The location of your tumor within the rectum significantly affects treatment decisions. Tumors located in the lower part of the rectum (within 5 centimeters of the anal opening) may require different surgical approaches than those higher up. The tumor’s distance from the anal verge helps your surgical team plan whether they can preserve your sphincter muscles and natural bowel function, or whether other approaches might be needed.

🎯 Key takeaways

  • Many people with early-stage rectal cancer have no symptoms at all, making regular screening incredibly important for catching the disease when it’s most treatable.

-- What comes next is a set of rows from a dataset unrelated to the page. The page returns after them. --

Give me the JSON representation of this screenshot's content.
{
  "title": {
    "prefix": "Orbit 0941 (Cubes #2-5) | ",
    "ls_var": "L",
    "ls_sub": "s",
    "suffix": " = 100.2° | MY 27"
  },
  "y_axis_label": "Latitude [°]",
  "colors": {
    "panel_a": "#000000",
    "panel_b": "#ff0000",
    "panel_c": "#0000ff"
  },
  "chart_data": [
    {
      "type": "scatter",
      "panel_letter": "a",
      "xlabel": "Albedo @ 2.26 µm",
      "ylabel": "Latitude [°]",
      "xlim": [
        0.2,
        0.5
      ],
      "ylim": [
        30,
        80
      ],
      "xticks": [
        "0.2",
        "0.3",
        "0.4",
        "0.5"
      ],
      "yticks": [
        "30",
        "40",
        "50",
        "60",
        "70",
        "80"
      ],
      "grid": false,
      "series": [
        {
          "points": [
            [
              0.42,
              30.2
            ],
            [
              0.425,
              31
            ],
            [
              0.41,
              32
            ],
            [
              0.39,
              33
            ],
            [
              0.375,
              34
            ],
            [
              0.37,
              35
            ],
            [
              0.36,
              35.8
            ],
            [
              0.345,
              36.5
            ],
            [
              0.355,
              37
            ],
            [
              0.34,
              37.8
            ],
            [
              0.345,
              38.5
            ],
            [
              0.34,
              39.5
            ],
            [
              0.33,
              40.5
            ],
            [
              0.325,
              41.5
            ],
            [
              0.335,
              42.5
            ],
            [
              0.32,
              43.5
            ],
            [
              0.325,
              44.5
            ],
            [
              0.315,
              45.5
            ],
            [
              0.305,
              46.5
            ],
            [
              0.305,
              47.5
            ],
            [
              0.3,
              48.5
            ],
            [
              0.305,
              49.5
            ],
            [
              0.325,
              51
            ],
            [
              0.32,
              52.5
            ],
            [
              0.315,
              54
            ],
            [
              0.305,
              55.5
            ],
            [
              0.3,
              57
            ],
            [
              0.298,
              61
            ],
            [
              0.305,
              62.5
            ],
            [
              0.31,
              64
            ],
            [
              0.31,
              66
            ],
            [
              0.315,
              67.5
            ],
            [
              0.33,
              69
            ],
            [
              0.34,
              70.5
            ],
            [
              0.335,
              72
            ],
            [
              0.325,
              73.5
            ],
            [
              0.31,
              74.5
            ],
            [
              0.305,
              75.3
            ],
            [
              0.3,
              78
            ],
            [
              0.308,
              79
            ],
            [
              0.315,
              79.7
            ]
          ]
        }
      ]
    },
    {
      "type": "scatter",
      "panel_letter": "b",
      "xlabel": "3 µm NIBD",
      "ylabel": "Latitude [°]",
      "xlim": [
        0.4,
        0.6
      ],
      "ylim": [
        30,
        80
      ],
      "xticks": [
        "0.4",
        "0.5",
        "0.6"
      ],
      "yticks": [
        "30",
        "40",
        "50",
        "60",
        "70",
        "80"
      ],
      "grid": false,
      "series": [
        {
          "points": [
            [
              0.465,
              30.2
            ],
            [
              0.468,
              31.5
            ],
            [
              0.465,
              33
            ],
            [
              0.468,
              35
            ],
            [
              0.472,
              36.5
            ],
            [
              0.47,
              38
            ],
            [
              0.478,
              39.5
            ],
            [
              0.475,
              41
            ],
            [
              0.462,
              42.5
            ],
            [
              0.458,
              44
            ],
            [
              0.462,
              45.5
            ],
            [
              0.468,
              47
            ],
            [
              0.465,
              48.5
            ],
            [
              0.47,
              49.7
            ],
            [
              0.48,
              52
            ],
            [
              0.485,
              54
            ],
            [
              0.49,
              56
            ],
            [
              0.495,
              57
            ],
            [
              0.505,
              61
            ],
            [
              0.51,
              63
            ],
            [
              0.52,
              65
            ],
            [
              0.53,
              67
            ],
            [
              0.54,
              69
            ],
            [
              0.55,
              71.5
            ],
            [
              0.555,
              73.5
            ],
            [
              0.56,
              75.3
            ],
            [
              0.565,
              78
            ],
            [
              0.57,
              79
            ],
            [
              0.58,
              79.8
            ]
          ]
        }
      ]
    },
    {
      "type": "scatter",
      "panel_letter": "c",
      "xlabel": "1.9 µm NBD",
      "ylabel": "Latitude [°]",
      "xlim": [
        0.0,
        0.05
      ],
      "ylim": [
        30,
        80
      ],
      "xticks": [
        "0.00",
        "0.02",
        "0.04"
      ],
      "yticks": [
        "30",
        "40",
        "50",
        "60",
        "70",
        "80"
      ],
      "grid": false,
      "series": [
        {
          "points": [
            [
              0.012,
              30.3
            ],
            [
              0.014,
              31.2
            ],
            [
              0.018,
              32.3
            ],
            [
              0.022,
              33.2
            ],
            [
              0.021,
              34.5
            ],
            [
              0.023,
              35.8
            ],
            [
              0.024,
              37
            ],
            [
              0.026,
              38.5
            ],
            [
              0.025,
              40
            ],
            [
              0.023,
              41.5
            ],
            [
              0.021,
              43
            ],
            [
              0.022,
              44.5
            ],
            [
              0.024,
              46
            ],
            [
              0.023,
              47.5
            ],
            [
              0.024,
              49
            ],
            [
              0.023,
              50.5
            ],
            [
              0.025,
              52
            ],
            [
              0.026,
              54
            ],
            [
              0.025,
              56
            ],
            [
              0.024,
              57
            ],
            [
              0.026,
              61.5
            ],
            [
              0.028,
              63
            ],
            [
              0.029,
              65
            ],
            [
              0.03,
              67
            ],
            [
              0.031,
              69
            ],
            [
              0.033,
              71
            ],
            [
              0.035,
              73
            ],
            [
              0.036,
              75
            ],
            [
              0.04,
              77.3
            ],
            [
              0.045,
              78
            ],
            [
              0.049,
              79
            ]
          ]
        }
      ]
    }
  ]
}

  • A colonoscopy with biopsy is the gold standard for diagnosing rectal cancer – it allows direct visualization and tissue sampling in a single procedure.
  • The exact distance of your tumor from the anal verge, measured during rigid sigmoidoscopy, can completely change your treatment plan and surgical options.
  • MRI and transrectal ultrasound provide crucial information about how deeply the tumor has grown into the rectal wall and whether nearby lymph nodes are involved.
  • All newly diagnosed rectal cancer patients should be tested for DNA mismatch repair and microsatellite status, as these genetic features can open up additional treatment options including immunotherapy.
  • Clinical trial participation requires specific diagnostic tests and documentation, but these trials offer access to cutting-edge treatments not yet widely available.
  • Getting a second opinion on your diagnosis and pathology results is completely normal and can provide additional clarity and treatment options.
  • Blood tests alone cannot diagnose rectal cancer, but they provide valuable information about your overall health and can help monitor treatment response over time.